Am nächsten Morgen standen sie auf, aßen und tranken, dann setzten sie ihre Reise fort.

Kurz vor Mittag erreichten sie Colorado Springs. Hinter der Silhouette einiger mehrstöckig aufragender Büro- und Bankengebäude erhoben sich majestätisch die Berge. Auf vielen von ihnen lag Schnee.

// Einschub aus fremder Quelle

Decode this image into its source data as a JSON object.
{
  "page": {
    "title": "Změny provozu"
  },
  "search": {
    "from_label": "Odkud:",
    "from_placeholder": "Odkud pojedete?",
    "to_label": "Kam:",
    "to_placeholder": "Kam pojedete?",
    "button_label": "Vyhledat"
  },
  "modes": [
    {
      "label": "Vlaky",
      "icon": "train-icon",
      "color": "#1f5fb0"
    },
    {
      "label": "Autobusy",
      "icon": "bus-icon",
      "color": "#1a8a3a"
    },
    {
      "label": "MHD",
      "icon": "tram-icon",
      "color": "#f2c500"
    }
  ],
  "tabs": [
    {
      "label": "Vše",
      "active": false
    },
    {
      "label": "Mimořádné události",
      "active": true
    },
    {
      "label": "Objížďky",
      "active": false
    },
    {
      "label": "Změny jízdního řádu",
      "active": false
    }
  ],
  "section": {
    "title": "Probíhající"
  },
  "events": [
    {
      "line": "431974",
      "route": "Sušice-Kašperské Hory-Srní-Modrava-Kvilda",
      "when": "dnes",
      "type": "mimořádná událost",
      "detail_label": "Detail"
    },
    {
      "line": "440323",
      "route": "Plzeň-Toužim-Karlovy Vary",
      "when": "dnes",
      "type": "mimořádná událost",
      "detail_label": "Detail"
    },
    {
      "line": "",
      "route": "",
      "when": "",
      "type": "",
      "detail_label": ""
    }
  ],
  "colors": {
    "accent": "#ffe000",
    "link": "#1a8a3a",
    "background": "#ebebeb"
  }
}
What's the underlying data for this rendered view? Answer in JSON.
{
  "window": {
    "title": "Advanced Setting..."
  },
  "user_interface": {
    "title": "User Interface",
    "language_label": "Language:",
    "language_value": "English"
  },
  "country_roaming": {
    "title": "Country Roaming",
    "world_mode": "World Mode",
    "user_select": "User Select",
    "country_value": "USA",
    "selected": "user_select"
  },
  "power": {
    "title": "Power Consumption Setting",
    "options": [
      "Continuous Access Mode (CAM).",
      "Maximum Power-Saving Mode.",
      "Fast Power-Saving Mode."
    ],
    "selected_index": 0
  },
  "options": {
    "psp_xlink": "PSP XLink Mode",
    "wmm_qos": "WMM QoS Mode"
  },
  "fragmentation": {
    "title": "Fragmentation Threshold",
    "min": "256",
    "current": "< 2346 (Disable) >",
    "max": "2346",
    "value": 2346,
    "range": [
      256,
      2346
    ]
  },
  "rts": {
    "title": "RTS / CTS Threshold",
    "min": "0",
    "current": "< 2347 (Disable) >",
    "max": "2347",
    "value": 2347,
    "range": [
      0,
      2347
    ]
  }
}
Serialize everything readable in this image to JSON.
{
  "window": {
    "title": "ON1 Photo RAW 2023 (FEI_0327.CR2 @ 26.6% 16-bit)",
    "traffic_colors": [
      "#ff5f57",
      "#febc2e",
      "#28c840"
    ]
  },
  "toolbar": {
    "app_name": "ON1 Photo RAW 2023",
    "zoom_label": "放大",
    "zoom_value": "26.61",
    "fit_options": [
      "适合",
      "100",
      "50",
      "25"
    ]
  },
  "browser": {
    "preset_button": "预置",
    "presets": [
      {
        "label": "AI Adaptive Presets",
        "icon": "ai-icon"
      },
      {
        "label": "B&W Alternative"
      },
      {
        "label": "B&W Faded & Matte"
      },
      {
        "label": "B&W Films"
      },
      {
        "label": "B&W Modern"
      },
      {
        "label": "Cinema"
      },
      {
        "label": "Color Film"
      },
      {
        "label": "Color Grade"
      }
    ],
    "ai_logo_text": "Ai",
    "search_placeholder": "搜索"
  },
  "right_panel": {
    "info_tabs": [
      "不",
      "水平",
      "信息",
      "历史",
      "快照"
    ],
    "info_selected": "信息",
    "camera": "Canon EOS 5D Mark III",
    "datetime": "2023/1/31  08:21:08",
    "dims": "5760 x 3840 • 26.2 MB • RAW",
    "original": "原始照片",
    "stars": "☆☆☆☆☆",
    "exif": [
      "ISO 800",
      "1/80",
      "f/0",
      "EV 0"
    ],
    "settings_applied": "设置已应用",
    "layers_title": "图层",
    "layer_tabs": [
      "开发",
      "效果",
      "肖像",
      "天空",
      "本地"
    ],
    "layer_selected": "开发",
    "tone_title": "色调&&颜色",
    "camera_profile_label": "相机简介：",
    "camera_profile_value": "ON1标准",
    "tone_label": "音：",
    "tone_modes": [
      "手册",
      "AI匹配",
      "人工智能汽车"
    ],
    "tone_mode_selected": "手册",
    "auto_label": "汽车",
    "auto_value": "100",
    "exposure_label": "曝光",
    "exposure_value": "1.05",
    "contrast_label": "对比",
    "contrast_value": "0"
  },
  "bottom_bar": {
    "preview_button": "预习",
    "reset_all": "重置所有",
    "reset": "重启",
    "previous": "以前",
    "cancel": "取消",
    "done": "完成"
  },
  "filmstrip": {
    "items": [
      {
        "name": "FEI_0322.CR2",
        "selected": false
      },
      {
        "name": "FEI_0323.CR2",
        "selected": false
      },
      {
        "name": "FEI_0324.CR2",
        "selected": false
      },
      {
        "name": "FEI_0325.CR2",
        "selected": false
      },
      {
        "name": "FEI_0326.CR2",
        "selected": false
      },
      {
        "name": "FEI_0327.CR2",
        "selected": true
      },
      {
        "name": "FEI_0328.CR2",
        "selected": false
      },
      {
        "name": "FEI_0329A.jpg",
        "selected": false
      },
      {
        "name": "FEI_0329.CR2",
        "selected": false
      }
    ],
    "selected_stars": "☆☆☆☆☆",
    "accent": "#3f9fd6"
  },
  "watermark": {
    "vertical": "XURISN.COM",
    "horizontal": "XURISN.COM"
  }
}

Obwohl alles friedlich aussah, entschieden sie sich, die Stadt weiträumig zu umfahren. Der Höhenangabe zufolge lag sie auf tausendsechshundert Metern. Trotzdem war sie vermutlich ebenso von der Katastrophe überrannt worden wie alle größeren Städte dieses Landes. Arthur hatte ihnen die Berichte vorgelesen und sie rasch von ihren Hoffnungen befreit. Die Erlebnisse von Denver steckten ihnen noch in den Knochen. Zur Not konnten sie auf dem Rückweg einen Abstecher riskieren, aber jetzt zog es sie erst mal in die Berge.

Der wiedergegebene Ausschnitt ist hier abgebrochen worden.